Do I have enough electricity?
Some fans may need the same amount of power as most ceiling
fixtures. Make sure not to overload your electrical circuits. If
your fan comes with a light kit, make sure that the circuit is able
to handle both the light and the fan. If you circuit can not
hold the combined capacity then you must run a new line from the
home’s main panel to your fan. If there is not already a
preexisting fixture, you will need to create a place to hang your
fan. If your home is not wired properly, some fans do have swag
wiring that can be plugged into a wall outlet, but ceiling
installation is preferred. It is much easier when building your home
to install central bracing and electrical wiring even if you will be
installing a fan at a later date. Consulting with a licensed
electrician is always your best option.
Will this fan fit my room and my needs?
When installing a fan you need to check the height from the floor to
the blades. Make sure you consider the distance that the fan hangs
down from the ceiling. For safety a height of 7”-9” is recommended.
If you fan does not meet the 7” recommendation you should look into
a low ceiling mount. For some areas there could be building codes
that require this.
Recommended Blade Size by Room Size
30” ceiling fans are for rooms up to 8’ x 10” (small bedrooms,
laundry rooms,smaller kitchens)
42” ceiling for rooms up to 12’ x 12’(medium bedrooms, kitchens and
small rec. rooms)
52” ceiling fans for rooms up to 18’ x 20’ (large bedrooms, family
rooms, dining rooms)
Recommended Mounting by Ceiling Height
Low Ceiling Heights: Use a hugger mount or mount without your down
Standard 8’ Ceilings: Use a traditional mount with down rod.
9’ or Higher Ceilings: Use an extended down rod
Sloped Ceiling: Use the appropriate slope ceiling adapter and
extended down rod.
Choose a quality fan.
A cheap fan
is going to be more trouble than it is worth. Not only
do inexpensive fans wobble, but a poor quality fan will not
circulate as much air at a given RPM. While speed helps
control how much air is being moved, it is blade pitch (angle
between the blade and a horizontal line) and design that play a key
role. A good quality fan will have a motor that allows a fan
to have a greater blade pitch. Cheap fans have motors that are not
strong enough to handle the air resistance associated with a greater
blade pitch, so those fans will have to lower the pitch to avoid the
motor from burning out. Also cheap fans produce a humming nose. A
good quality fan does not always mean it will be priced unreasonably
Compare your CFM’s, motor size, and blade pitch and find a fan that
has the best of all three factors and you will find yourself a
How much air should my ceiling fan move?
CFM is the measurement of air circulated by a ceiling fan measured
in the amount of air moved in cubic feet per minute.
What kind of ceiling fan motor should I be looking for?

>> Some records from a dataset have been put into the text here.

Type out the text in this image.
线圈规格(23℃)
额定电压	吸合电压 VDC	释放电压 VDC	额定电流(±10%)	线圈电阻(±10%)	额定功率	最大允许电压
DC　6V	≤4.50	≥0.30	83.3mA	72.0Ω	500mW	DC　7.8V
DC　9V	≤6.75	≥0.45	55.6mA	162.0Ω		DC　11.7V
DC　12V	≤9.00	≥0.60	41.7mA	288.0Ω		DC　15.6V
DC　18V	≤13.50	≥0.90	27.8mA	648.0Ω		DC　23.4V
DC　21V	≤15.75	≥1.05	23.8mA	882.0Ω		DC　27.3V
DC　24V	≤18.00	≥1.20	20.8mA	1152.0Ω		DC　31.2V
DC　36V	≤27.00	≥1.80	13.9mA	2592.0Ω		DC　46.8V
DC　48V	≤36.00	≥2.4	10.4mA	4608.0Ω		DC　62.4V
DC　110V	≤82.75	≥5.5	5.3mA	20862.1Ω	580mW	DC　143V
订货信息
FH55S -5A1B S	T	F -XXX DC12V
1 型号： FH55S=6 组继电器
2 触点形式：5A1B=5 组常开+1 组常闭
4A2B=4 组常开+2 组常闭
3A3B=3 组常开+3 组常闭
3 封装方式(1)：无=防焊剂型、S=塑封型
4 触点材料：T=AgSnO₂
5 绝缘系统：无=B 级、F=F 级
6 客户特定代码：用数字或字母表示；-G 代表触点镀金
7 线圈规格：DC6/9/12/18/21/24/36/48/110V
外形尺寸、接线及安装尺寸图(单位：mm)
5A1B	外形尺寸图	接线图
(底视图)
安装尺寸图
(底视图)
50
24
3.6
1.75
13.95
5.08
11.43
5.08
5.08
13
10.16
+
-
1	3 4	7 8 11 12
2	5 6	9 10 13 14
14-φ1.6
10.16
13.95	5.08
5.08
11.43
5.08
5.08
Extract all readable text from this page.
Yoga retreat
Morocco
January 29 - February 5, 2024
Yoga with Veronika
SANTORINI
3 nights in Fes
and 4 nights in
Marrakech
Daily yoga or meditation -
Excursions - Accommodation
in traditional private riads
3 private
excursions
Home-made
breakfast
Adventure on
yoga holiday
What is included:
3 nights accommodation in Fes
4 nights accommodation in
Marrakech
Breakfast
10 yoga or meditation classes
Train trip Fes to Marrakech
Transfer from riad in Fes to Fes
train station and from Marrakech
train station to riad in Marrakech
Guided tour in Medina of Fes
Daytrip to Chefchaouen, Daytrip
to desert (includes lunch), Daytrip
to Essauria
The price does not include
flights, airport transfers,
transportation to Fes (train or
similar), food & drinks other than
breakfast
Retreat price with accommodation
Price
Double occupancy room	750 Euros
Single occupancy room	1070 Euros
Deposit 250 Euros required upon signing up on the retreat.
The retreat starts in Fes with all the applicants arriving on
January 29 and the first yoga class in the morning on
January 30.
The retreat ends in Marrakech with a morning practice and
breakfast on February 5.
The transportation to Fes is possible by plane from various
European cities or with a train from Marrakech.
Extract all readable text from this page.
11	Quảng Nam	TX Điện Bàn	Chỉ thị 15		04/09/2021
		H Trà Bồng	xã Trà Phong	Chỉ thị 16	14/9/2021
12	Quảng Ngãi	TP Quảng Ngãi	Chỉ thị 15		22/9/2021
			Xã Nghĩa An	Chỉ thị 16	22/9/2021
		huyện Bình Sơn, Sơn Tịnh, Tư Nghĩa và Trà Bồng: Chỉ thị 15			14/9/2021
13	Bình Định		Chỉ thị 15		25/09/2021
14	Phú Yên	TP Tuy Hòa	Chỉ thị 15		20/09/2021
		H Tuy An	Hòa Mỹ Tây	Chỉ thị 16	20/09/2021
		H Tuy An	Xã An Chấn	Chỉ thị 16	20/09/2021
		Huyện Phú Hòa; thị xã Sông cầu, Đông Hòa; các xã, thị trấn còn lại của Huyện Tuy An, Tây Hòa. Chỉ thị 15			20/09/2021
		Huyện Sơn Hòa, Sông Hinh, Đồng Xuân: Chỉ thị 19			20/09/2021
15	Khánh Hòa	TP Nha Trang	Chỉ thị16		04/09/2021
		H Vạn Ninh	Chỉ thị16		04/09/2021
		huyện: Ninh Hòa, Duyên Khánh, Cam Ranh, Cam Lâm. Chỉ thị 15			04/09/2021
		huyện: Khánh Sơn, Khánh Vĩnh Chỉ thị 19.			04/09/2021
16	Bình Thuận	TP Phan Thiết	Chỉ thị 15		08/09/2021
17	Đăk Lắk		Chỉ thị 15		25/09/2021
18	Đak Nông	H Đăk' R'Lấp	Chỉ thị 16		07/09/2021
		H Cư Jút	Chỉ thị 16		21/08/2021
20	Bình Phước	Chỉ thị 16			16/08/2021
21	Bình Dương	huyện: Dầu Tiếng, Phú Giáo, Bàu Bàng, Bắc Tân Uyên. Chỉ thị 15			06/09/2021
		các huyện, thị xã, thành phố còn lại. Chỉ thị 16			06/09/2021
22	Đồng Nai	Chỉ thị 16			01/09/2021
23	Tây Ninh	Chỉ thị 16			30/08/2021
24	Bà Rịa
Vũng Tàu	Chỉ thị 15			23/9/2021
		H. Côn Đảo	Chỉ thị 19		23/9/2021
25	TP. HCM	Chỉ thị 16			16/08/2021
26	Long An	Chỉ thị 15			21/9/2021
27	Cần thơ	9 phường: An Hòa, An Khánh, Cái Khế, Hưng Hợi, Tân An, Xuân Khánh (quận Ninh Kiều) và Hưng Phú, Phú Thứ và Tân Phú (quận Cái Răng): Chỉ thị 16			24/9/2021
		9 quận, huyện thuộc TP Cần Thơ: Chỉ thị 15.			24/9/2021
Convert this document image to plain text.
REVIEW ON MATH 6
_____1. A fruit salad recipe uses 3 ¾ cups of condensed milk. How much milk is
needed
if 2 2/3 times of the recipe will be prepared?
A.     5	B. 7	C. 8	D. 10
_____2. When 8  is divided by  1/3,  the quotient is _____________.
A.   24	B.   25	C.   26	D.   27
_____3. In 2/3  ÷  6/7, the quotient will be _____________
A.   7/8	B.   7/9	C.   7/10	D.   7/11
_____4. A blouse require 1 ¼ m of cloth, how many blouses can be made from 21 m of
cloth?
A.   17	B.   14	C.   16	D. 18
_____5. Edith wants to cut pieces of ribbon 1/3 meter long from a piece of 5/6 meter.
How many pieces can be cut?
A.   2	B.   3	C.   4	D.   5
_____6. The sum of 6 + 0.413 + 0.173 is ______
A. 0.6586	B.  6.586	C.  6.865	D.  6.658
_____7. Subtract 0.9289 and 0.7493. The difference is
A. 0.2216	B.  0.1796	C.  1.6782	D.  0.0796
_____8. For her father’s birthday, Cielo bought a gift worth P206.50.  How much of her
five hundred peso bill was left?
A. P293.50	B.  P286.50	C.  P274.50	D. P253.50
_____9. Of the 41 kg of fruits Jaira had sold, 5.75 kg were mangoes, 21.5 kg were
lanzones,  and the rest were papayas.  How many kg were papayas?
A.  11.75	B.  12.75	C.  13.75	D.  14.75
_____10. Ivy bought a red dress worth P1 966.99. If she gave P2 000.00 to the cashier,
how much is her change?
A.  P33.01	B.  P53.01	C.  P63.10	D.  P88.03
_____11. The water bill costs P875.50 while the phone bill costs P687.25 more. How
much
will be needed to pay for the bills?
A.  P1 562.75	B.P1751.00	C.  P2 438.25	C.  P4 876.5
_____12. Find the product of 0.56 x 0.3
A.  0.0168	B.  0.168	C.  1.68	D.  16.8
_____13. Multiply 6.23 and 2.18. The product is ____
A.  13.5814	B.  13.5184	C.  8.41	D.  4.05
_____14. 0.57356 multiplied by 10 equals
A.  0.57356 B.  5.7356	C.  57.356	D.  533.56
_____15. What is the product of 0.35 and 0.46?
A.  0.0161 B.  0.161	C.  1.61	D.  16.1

Typical ceiling fan motors range in power between 1/60 and 1/3 hp
(horsepower). Motors that are more powerful are often found in
ceiling fans with wider blade spans and greater blade pitch. These
larger motors also reduce the instance of overheating.
Always look for ceiling fan motors with sealed bearings. This
eliminates the need to oil the bearings and perform additional motor
maintenance. Another thing to be aware of is a rubber flywheel. The
rubber flywheel controls torque and stabilizes the ceiling fan. It
also makes for quieter fan operation. Some inexpensive ceiling fans
do not have these key components.
Most ceiling fans feature a reverse motor and airflow switch,
letting you operate the fan year round. The control is usually on
the fan’s housing. Refer to your owner’s manual to locate yur
switch. Remember to adjust your thermostat when using your ceiling
fan to help save you energy and money. In the summer, the
blades rotate in a counter clockwise direction. This direction
creates a downdraft making you feel cooler.
In the winter the blades should rotate in a clockwise direction.
This direction creates an updraft that forces the warm air near the
ceiling down into the room. The air at the ceiling is 15 degrees
warmer than that near the floor. Getting this warmer aid down to the
floor creates comfort at a lower thermostat setting. Avoid a wind
chill with the winter warming and use the fan on low speed.
Fan Buying Guide
To choose the
fan, please consider these tips:
Ceiling fans should rotate counter clock-
wise in the summer (to generate
a breeze downward to cool you off) and clock-wise in
the winter (to cycle
the warm air that rises to your ceiling.) Do not be
afraid to run your
ceiling fan in the winter. You can expect a 10-15%
savings on your heating
bill. You can save up to 40% off your cooling bill in
Ceiling fans ranging from $30 to $400 may
look similar at first glance.
Lower end fans are noisy and often have inefficient
motors and inadequate
blades. You don't want to replace the fan in 2 years
and you want to enjoy
it for many years.
3. Room Size
Before you buy a fan, consider the size of
the room you want to cool.
A 52-inch fan is appropriate for a room that's 230
square feet or larger,
while a 42-inch fan is appropriate for rooms ranging
in size from 150
to 229 square feet.
4. The Motor
The most important part of a ceiling fan
is its motor. High-end brands
usually have the most energy-efficient, well-designed
motors, with die
cast motor housings.
5. The Buzz
Don't buy a multi-speed fan with only one
capacitor inside its motor.
A quality fan able to handle three speeds should have
at least three capacitors.
For a ceiling fan to move the right amount
of air, its blades should be
set at a 14 degree angle. Blades set at a 10 degree
angle will simply
slice the air, while blades at a 20-degree angle will
meet so much resistance
that the motor may burn out.
Don't fit the ceiling fan too snugly to
the ceiling; doing so will prevent
it from circulating air properly.
Keep a Safe Distance
Set fan clearance at 9 feet above the
floor if possible (if this is not
possible, maintain a minimum clearance of 7 feet. This
will help you and
your family avoid injuries.
Because it's much more complicated to
install a ceiling fan than a ceiling
light fixture, you might want to consider having your
ceiling fan put
in by a licensed electrician. Ceiling fans need
additional support from
above and need to be anchored solidly to a stud. (fan
rotation can work
metal screws loose.)
Lower your utility bill
Armed with a good ceiling fan, you can
raise your thermostat setting and
save substantially on air-conditioning costs. By
reversing the direction
the ceiling fan blows the air you will save in the
winter also. You can
expect a 10-15% savings on your heating bill. You can
save up to 40% off
your cooling bill in the summer.
Ceiling Fan Blade Cleaning Tip from the PROS!
Ceiling fans are a great way to stay cool in the summer and re-circulate hot air in the winter. But those fan blades can sure collect dust over time! Cleaning them can be a pain.
Here are two clever tricks to help you keep your ceiling fan blades clean and running great
It’s In The Bag! Take an old pillow case and get it a little bit damp. Put the case over each blade one at a time (like a pillow). Then gently pull it off and you pull the dust and dirt off without having it go everywhere and it all stays in the pillowcase.
Socks Work Great! For the really dirty fans that need some extra attention take an old pair of cotton socks and dip them in some soapy water made with dish detergent. Ring them out so they are just damp. (remember we are working with an electrical fixture) Put them over your hands and then run your hands over the top and bottom of each blade. The dust will stick to the wet socks and it takes just minutes.